Calme sur les marchés agricoles là où la saison est habituellement marquée par des turbulences liées aux conditions météo. En théorie, le printemps est en effet le théâtre privilégié du weather market : une période où les acteurs de marché scrutent les moindres aléas climatiques pour anticiper l’impact sur les récoltes. Alternance de pluies et de soleil, températures clés au moment des stades sensibles… Autant de facteurs qui, chaque année, créent de la volatilité et des opportunités de fixation de prix. Cette fois-ci, l’indicateur est resté muet.

Des conditions dégradées en Europe

Pourtant, les signaux d’alerte ne manquent pas sur le terrain.

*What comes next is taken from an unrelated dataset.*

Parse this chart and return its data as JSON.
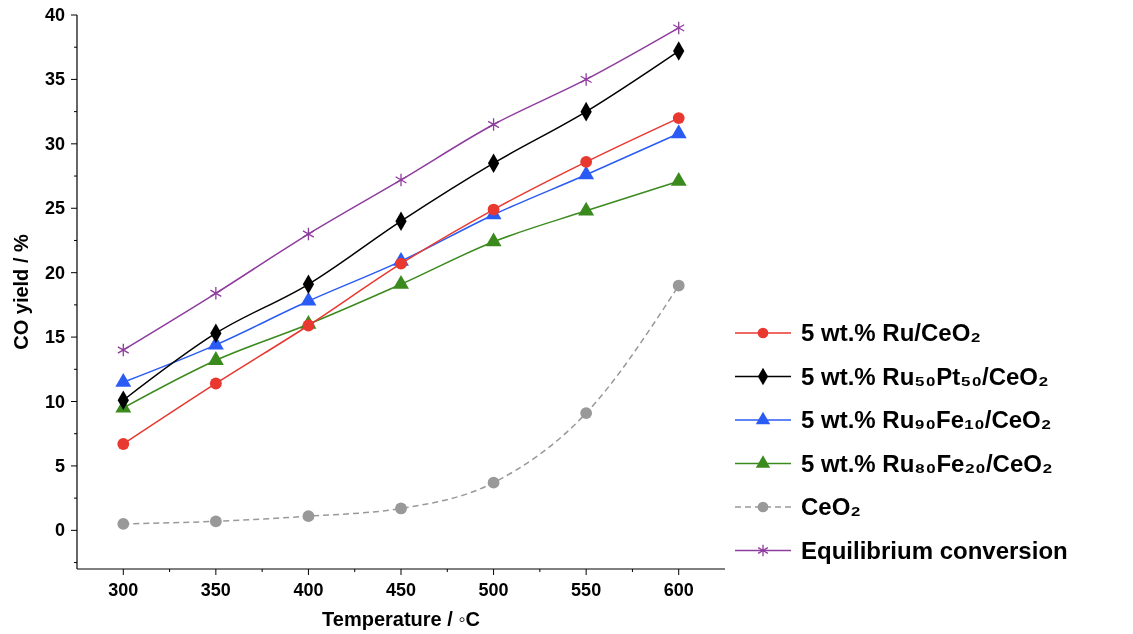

En France, les précipitations ont été inférieures de 80 % à la normale sur une large zone allant de l’Atlantique au nord du pays et les notations de cultures par FranceAgriMer se sont dégradées ces dernières semaines. L’Allemagne, la Belgique ou encore la Pologne ne sont pas épargnées.

Le dernier rapport de l’USDA (ministère américain de l'Agriculture) table sur une récolte de blé européenne à 136 millions de tonnes, avec un rendement moyen record de 5,7 t/ha. Des chiffres qui paraissent déconnectés de la réalité du terrain. Même prudence concernant les prévisions de colza où plusieurs analystes envisagent une révision à la baisse qui laisse toutefois les marchés de marbre pour le moment.

Dans les régions de la mer Noire, la situation est contrastée. Le printemps a été favorable en Russie et en Ukraine avec des pluies régulières mais l’automne sec a compromis une partie du potentiel russe. La production de blé devrait plafonner à 82 millions de tonnes, en retrait par rapport aux saisons passées.

Du côté des pays importateurs, la Chine est sous surveillance. L’annonce de pertes importantes dans le Henan et d’une situation d’urgence dans la principale région productrice du pays, devrait dynamiser les échanges mondiaux l’an prochain. Du côté de l’Amérique du Sud, les inondations majeures en Argentine n’ont eu qu’un impact limité sur les prix tant les disponibilités en soja sont abondantes cette année.

Un contexte économique pesant

En toile de fond, d’autres facteurs pèsent davantage : ralentissement économique, recul du pétrole, hausse de l’euro face au dollar… La demande mondiale reste bridée, affectée par les tensions géopolitiques et les incertitudes macroéconomiques. Enfin, les fonds spéculatifs maintiennent une position nette vendeuse proche des records historiques sur les marchés à terme des céréales, accentuant la pression baissière.

Cette configuration fragilise le marché, mais crée aussi les conditions d’un retournement brutal en cas d’imprévu. À l’approche des moissons de l’hémisphère Nord, les premières récoltes débutent aux États-Unis. Pour l’instant, c’est le calme plat mais la campagne ne fait que commencer.